La vejez es el tiempo de las promesas
La Esperanza, mediante la cual deseamos el Reino de los Cielos y la vida eterna como una felicidad, está basada sólo en Dios. Cuanto más sentimos que nuestra fuerza nos abandona, más nos sentimos impulsados -si así lo decidimos- a poner toda nuestra confianza en Él, especialmente cuando nos acercamos a la muerte. “Sin embargo, también a nosotros, ancianos, nos cuesta resignarnos ante la perspectiva de este paso.

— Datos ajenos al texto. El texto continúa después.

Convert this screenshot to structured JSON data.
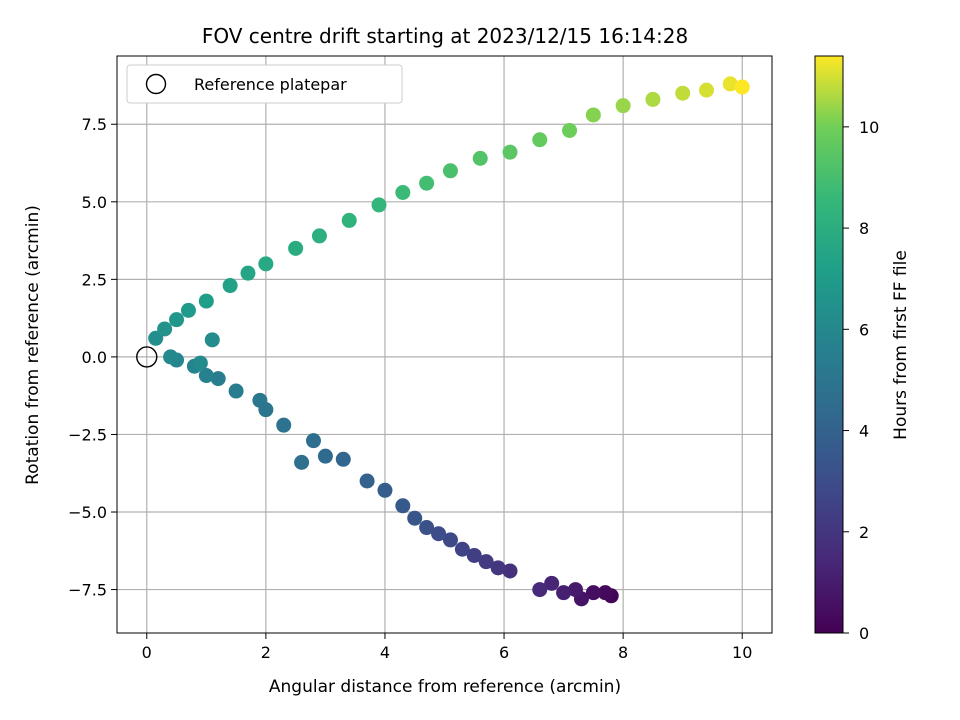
{
  "chart_data": {
    "type": "scatter",
    "title": "FOV centre drift starting at 2023/12/15 16:14:28",
    "xlabel": "Angular distance from reference (arcmin)",
    "ylabel": "Rotation from reference (arcmin)",
    "xlim": [
      -0.5,
      10.5
    ],
    "ylim": [
      -8.9,
      9.7
    ],
    "xticks": [
      0,
      2,
      4,
      6,
      8,
      10
    ],
    "xtick_labels": [
      "0",
      "2",
      "4",
      "6",
      "8",
      "10"
    ],
    "yticks": [
      -7.5,
      -5.0,
      -2.5,
      0.0,
      2.5,
      5.0,
      7.5
    ],
    "ytick_labels": [
      "−7.5",
      "−5.0",
      "−2.5",
      "0.0",
      "2.5",
      "5.0",
      "7.5"
    ],
    "grid": true,
    "legend": {
      "placement": "upper-left",
      "entries": [
        "Reference platepar"
      ]
    },
    "colorbar": {
      "label": "Hours from first FF file",
      "colormap": "viridis",
      "range": [
        0,
        11.4
      ],
      "ticks": [
        0,
        2,
        4,
        6,
        8,
        10
      ],
      "tick_labels": [
        "0",
        "2",
        "4",
        "6",
        "8",
        "10"
      ]
    },
    "reference_point": {
      "x": 0,
      "y": 0
    },
    "series": [
      {
        "values": [
          {
            "x": 7.8,
            "y": -7.7,
            "c": 0.1
          },
          {
            "x": 7.7,
            "y": -7.6,
            "c": 0.3
          },
          {
            "x": 7.5,
            "y": -7.6,
            "c": 0.5
          },
          {
            "x": 7.3,
            "y": -7.8,
            "c": 0.7
          },
          {
            "x": 7.2,
            "y": -7.5,
            "c": 0.9
          },
          {
            "x": 7.0,
            "y": -7.6,
            "c": 1.1
          },
          {
            "x": 6.8,
            "y": -7.3,
            "c": 1.3
          },
          {
            "x": 6.6,
            "y": -7.5,
            "c": 1.5
          },
          {
            "x": 6.1,
            "y": -6.9,
            "c": 1.8
          },
          {
            "x": 5.9,
            "y": -6.8,
            "c": 2.0
          },
          {
            "x": 5.7,
            "y": -6.6,
            "c": 2.2
          },
          {
            "x": 5.5,
            "y": -6.4,
            "c": 2.4
          },
          {
            "x": 5.3,
            "y": -6.2,
            "c": 2.6
          },
          {
            "x": 5.1,
            "y": -5.9,
            "c": 2.8
          },
          {
            "x": 4.9,
            "y": -5.7,
            "c": 3.0
          },
          {
            "x": 4.7,
            "y": -5.5,
            "c": 3.2
          },
          {
            "x": 4.5,
            "y": -5.2,
            "c": 3.4
          },
          {
            "x": 4.3,
            "y": -4.8,
            "c": 3.6
          },
          {
            "x": 4.0,
            "y": -4.3,
            "c": 3.8
          },
          {
            "x": 3.7,
            "y": -4.0,
            "c": 4.0
          },
          {
            "x": 3.3,
            "y": -3.3,
            "c": 4.2
          },
          {
            "x": 3.0,
            "y": -3.2,
            "c": 4.4
          },
          {
            "x": 2.8,
            "y": -2.7,
            "c": 4.6
          },
          {
            "x": 2.6,
            "y": -3.4,
            "c": 4.7
          },
          {
            "x": 2.3,
            "y": -2.2,
            "c": 4.8
          },
          {
            "x": 2.0,
            "y": -1.7,
            "c": 5.0
          },
          {
            "x": 1.9,
            "y": -1.4,
            "c": 5.1
          },
          {
            "x": 1.5,
            "y": -1.1,
            "c": 5.3
          },
          {
            "x": 1.2,
            "y": -0.7,
            "c": 5.5
          },
          {
            "x": 1.0,
            "y": -0.6,
            "c": 5.6
          },
          {
            "x": 0.8,
            "y": -0.3,
            "c": 5.8
          },
          {
            "x": 0.5,
            "y": -0.1,
            "c": 5.9
          },
          {
            "x": 0.4,
            "y": 0.0,
            "c": 6.0
          },
          {
            "x": 0.9,
            "y": -0.2,
            "c": 6.1
          },
          {
            "x": 1.1,
            "y": 0.55,
            "c": 6.2
          },
          {
            "x": 0.15,
            "y": 0.6,
            "c": 6.3
          },
          {
            "x": 0.3,
            "y": 0.9,
            "c": 6.5
          },
          {
            "x": 0.5,
            "y": 1.2,
            "c": 6.7
          },
          {
            "x": 0.7,
            "y": 1.5,
            "c": 6.9
          },
          {
            "x": 1.0,
            "y": 1.8,
            "c": 7.1
          },
          {
            "x": 1.4,
            "y": 2.3,
            "c": 7.3
          },
          {
            "x": 1.7,
            "y": 2.7,
            "c": 7.5
          },
          {
            "x": 2.0,
            "y": 3.0,
            "c": 7.7
          },
          {
            "x": 2.5,
            "y": 3.5,
            "c": 7.9
          },
          {
            "x": 2.9,
            "y": 3.9,
            "c": 8.1
          },
          {
            "x": 3.4,
            "y": 4.4,
            "c": 8.3
          },
          {
            "x": 3.9,
            "y": 4.9,
            "c": 8.5
          },
          {
            "x": 4.3,
            "y": 5.3,
            "c": 8.7
          },
          {
            "x": 4.7,
            "y": 5.6,
            "c": 8.9
          },
          {
            "x": 5.1,
            "y": 6.0,
            "c": 9.1
          },
          {
            "x": 5.6,
            "y": 6.4,
            "c": 9.3
          },
          {
            "x": 6.1,
            "y": 6.6,
            "c": 9.5
          },
          {
            "x": 6.6,
            "y": 7.0,
            "c": 9.7
          },
          {
            "x": 7.1,
            "y": 7.3,
            "c": 9.9
          },
          {
            "x": 7.5,
            "y": 7.8,
            "c": 10.2
          },
          {
            "x": 8.0,
            "y": 8.1,
            "c": 10.4
          },
          {
            "x": 8.5,
            "y": 8.3,
            "c": 10.6
          },
          {
            "x": 9.0,
            "y": 8.5,
            "c": 10.8
          },
          {
            "x": 9.4,
            "y": 8.6,
            "c": 11.0
          },
          {
            "x": 9.8,
            "y": 8.8,
            "c": 11.2
          },
          {
            "x": 10.0,
            "y": 8.7,
            "c": 11.4
          }
        ]
      }
    ]
  }
}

En efecto, éste presenta, en la condición humana marcada por el pecado, una dimensión de oscuridad que necesariamente nos entristece y nos da miedo”, dijo San Juan Pablo II. Pero “En Cristo, la muerte, realidad dramática y desconcertante, es rescatada y transformada, hasta presentarse como una “hermana” que nos conduce a los brazos del Padre”, añadió.

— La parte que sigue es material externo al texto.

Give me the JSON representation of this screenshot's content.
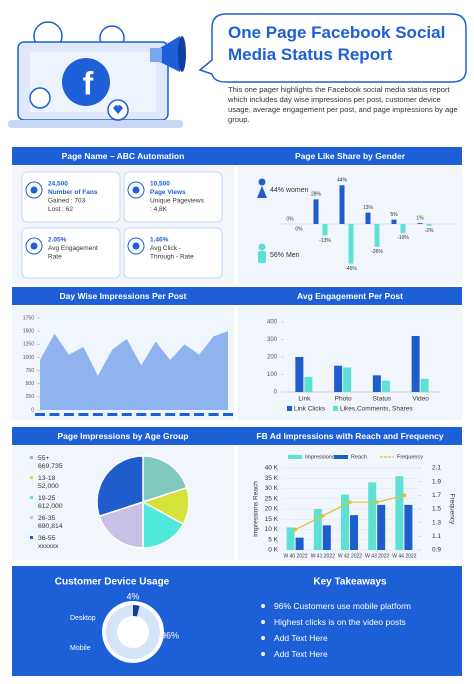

Vemos que se acerca el momento de la madurez perfecta, para la cual todos estamos hechos y que sucederá más allá de la muerte. “Son años para vivir con un sentido de confiado abandono en las manos de Dios, Padre providente y misericordioso; un periodo que se ha de utilizar de modo creativo con vistas a profundizar en la vida espiritual, mediante la intensificación de la oración y el compromiso de una dedicación a los hermanos en la caridad”, dijo San Juan Pablo II.
Esta dedicación puede tomar formas muy ocultas, muy pobres -empezando por entregar sus propios límites- pero la fertilidad de una vida no se mide por las apariencias. Para dar fruto, la única condición es la de adherir con todo su ser a Cristo, como el sarmiento está unido a la vid. No importa nuestra edad o nuestras debilidades, sólo importa nuestro “sí” al amor de Dios, aquí y ahora.